I've had about fourteen Critters crits as of today, as well as five or six from civillians, and they all say the same thing: This rocks.

It's an important distinction from the last three Quinn stories. People said those were fine, very professional, but I didn't hear the same excitement and begging for more. Yes, begging! And a big part of it is the novelty of the genre juxtaposition. No one's ever seen that before.

Peter, one of my Critters friends, wins hands-down for the best crit. I wish I had a computer program that could do what he does. Forget the grammar and spelling: Pete checks internal logic, cultural relevance, triteness, obscure metaphors. He's like a copyeditor in a can. Plus, he just really seems to get it. Listen to this:

The mix of horror archetypes [. . .] and Western archetypes [...] came together in a way that really worked for me. It was nice to see you take some of the familiar elements and put your own spin on them, such as making the "whore with a heart of gold" deranged, periodically childlike (literally) and--well--dead.

I found Trace to be a very likeable, down-to-earth protagonist, in the vein of the "tortured hero" in one sense, but with so many more layers than that. Defrocked priest, traumatised war veteran _and_ he sees dead people? ... he tries so hard to represent himself as just a simple trailhand (even to himself) when there's so much more bubbling away beneath the surface. It gave me a real sense of how desparately Trace _wants_ to be an ordinary guy (even though, deep down, he knows he _isn't_ and never will be).

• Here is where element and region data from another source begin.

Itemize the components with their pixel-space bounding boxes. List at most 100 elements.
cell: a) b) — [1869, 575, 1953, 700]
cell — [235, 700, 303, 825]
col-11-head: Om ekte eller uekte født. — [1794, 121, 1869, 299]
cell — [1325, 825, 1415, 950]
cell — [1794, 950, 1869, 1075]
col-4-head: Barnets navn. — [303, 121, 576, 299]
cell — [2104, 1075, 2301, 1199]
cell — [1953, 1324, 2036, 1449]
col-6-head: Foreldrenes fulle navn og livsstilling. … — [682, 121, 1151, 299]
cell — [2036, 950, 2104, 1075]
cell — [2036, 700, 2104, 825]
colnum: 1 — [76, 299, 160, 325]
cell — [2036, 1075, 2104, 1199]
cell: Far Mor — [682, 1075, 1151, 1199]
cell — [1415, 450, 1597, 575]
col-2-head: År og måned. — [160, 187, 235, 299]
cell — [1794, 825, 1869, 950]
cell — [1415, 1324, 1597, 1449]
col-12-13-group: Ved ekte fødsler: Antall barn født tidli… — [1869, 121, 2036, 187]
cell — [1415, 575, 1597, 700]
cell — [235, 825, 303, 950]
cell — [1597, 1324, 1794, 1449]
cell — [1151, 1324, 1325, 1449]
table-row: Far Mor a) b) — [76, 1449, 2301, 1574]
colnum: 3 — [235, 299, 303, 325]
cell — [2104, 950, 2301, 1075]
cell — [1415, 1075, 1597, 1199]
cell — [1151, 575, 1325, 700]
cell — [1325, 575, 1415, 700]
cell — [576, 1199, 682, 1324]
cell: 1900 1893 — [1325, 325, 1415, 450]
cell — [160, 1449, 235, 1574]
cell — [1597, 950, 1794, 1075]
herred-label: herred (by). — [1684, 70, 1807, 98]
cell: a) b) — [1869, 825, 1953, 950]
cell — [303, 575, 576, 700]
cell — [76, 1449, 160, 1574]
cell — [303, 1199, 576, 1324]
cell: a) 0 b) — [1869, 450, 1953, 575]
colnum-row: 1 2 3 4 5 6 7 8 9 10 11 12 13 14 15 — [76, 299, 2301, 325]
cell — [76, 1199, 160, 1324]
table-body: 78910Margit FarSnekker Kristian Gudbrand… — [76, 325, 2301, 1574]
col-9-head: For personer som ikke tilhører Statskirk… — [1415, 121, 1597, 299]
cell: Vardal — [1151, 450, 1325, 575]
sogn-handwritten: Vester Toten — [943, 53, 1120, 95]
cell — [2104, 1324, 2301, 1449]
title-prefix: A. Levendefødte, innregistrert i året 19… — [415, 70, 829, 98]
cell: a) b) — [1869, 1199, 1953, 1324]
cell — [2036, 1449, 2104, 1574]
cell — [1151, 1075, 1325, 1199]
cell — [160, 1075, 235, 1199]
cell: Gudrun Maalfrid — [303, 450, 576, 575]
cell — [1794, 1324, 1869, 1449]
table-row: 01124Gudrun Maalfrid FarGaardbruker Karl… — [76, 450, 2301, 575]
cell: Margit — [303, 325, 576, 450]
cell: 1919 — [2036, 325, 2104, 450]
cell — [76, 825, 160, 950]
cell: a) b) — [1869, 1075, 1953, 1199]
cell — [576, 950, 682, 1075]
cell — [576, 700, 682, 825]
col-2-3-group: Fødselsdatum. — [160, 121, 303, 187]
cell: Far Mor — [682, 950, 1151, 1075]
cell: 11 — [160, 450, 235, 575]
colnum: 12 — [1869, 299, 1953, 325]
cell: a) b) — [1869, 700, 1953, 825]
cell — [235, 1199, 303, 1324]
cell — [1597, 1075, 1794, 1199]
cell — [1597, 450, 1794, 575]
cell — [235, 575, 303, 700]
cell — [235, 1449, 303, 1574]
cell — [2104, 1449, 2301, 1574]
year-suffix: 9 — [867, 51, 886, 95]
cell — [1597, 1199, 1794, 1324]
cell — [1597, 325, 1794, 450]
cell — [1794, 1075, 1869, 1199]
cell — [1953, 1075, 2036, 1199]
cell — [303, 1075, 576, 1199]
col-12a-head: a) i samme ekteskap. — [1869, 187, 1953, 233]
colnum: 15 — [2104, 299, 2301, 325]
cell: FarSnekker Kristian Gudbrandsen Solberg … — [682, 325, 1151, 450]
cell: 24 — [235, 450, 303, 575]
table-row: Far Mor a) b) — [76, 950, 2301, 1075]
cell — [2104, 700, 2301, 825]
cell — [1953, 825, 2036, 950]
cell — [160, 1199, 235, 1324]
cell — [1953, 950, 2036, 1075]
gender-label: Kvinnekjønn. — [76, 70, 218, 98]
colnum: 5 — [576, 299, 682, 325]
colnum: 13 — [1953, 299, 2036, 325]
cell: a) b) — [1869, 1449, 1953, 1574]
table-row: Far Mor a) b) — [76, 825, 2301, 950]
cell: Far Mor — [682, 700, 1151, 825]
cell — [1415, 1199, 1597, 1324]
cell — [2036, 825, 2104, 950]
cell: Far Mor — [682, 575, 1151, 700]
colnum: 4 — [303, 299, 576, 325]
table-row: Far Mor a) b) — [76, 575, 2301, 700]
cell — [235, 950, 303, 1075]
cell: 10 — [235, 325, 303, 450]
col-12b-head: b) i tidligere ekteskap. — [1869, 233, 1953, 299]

How can you not be grateful?

I am almost terrified to touch the prose, because everyone agrees it needs very little, but on the other hand one can always clarify and tighten. I have pledged to let Sikeston sit until this weekend, at least, and then do a once-over and send it out. I want to send it to Writers of the Future, first; they have the greatest potential for publicity and payment. After them, I'll try SciFiction.com, and F&SF.

Oh, and I finally sucked it up and registered for the kung-fu tournament. That should give me something else to worry about.